By Natalia Kochiashvili
Wednesday, October 9
Levan Jikuri, who was charged with violence committed by a group at the June 20 rally in Tbilisi, has been released on 2,000 GEL bail after admitting to his presence at the demonstration and using a shield against police. His lawyer, Aleksandre Zubiashvili, filed a petition for bail for Levan Jikuri. The prosecution also agreed to the motion.

Prior to the court ruling, the prosecution submitted a medical examiner's report that prosecutors said Jikuri had health problems and needed medical attention.

At the court hearing, Jikuri said he was at the rally. According to him, the video also shows that he used shield during clashes, though he does not agree with the accusation of group violence.

“I do not plead guilty. The footage shows that I use the shield, I admit. But I don't admit the accusation of group violence. I met these people in court. My health is alarming. I was starving for 50 days to reach this day,” commented Jikuri after being released.

He also explained the reasons why he was there on the night of June 20:

“I went to the rally because people were throwing bullets there and I was trying to help someone. When the shooting started, my wife was beaten too, and I used the shield to deter her from firing.” He also noted that he will talk about his position later, after resting for a few days.

It must be also mentioned that Jikuri and his lawyer provided all the evidence in the prosecution.

“The defense presented documents about the defendant's state of health, and the prosecution provided evidence that he really had a health problem… He acknowledges his accusation that he was in the vicinity of the Parliament and carried out the actions reflected in the video material,” said prosecutor Todua.

The trial of five people accused of involvement in group violence was held yesterday. At the court hearing, one of the defendants, Besik Tamliani, said that he had been on hunger strike for nine days and would end his hunger strike if a non-custodial measure against accused Levan Jikuri was used.

The Georgian Young Lawyers' Association (GYLA), based on information received from the General Prosecutor’s Office, reports that more law enforcement officers have been recognized as victims of the June 20-21 events than protesters.

According to the information, the Ministry of Internal Affairs is investigating two cases in which 17 protesters were indicted, while 67 law enforcers were identified as victims; as part of the ongoing investigation, the Prosecutor General's Office of Georgia charged 3 employees of the Ministry of Internal Affairs, while 4 protesters were identified as victims.

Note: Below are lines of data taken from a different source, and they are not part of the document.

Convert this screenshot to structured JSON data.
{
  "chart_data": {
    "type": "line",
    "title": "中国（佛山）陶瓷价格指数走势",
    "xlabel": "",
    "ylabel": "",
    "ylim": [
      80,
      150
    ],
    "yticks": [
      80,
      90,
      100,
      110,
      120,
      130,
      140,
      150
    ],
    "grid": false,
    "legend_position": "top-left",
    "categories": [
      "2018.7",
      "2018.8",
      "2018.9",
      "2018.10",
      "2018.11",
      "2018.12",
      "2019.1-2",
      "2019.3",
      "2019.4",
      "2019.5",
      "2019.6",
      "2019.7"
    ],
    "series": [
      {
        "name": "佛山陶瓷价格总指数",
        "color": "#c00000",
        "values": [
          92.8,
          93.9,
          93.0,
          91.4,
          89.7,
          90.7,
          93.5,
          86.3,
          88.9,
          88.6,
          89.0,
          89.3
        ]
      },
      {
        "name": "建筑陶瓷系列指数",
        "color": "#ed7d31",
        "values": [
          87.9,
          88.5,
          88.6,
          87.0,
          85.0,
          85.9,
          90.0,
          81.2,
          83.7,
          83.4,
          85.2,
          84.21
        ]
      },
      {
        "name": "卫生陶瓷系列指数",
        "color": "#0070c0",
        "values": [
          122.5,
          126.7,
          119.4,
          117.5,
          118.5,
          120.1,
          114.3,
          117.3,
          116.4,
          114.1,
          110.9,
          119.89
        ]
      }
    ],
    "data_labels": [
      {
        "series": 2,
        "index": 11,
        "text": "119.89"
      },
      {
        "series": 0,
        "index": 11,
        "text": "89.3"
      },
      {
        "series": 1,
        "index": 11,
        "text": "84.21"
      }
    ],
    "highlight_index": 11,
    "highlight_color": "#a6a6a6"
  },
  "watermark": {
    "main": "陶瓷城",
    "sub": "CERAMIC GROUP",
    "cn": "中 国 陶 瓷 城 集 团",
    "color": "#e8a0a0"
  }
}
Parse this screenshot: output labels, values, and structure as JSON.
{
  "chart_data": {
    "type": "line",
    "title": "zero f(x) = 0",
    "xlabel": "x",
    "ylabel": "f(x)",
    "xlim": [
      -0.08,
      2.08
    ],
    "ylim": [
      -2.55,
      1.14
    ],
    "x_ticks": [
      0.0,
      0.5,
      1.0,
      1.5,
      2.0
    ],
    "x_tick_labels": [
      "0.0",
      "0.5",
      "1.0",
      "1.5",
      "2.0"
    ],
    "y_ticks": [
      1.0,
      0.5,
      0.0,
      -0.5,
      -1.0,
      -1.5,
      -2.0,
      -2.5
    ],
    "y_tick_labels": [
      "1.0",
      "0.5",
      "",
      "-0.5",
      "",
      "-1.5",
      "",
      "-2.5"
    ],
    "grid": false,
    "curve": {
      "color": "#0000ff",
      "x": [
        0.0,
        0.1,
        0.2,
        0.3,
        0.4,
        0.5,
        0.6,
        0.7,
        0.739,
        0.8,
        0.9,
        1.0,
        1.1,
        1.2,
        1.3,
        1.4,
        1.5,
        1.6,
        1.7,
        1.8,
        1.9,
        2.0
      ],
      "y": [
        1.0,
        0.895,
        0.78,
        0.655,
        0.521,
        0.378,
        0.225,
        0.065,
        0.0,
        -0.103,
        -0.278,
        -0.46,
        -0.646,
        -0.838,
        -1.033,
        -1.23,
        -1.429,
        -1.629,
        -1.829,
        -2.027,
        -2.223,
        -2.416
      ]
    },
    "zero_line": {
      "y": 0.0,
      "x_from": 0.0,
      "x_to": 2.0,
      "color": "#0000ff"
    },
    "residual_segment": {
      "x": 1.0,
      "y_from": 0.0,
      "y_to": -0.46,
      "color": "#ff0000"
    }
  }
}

“The Georgian Young Lawyers' Association continues to study the events of June 20-21 and will present a legal evaluation of the case in the near future,” reads the information released by the GYLA.

Protests on Rustaveli Avenue started on June 20 in reaction to the visit of three Russian MPs to Georgia within the framework of a session of the Inter-parliamentary Assembly on Orthodoxy held at the Parliament building, mostly due to the fact that Russian MP Sergei Gavrilov sat in the Parliamentary Speaker’s chair, speaking in Russian, which many Georgians saw as an unwelcome reminder of the Russian occupation of the country's breakaway regions of Abkhazia and Tskhinvali.

The protest turned into clashes with police after protesters tried to enter the parliament building.

The so-called Gavrilov Night protest was dispersed by riot police with the use of tear gas, rubber bullets, and water cannons. 240 individuals, including 32 journalists and 80 law enforcers, were injured during a clash on Rustaveli Avenue on June 20-21.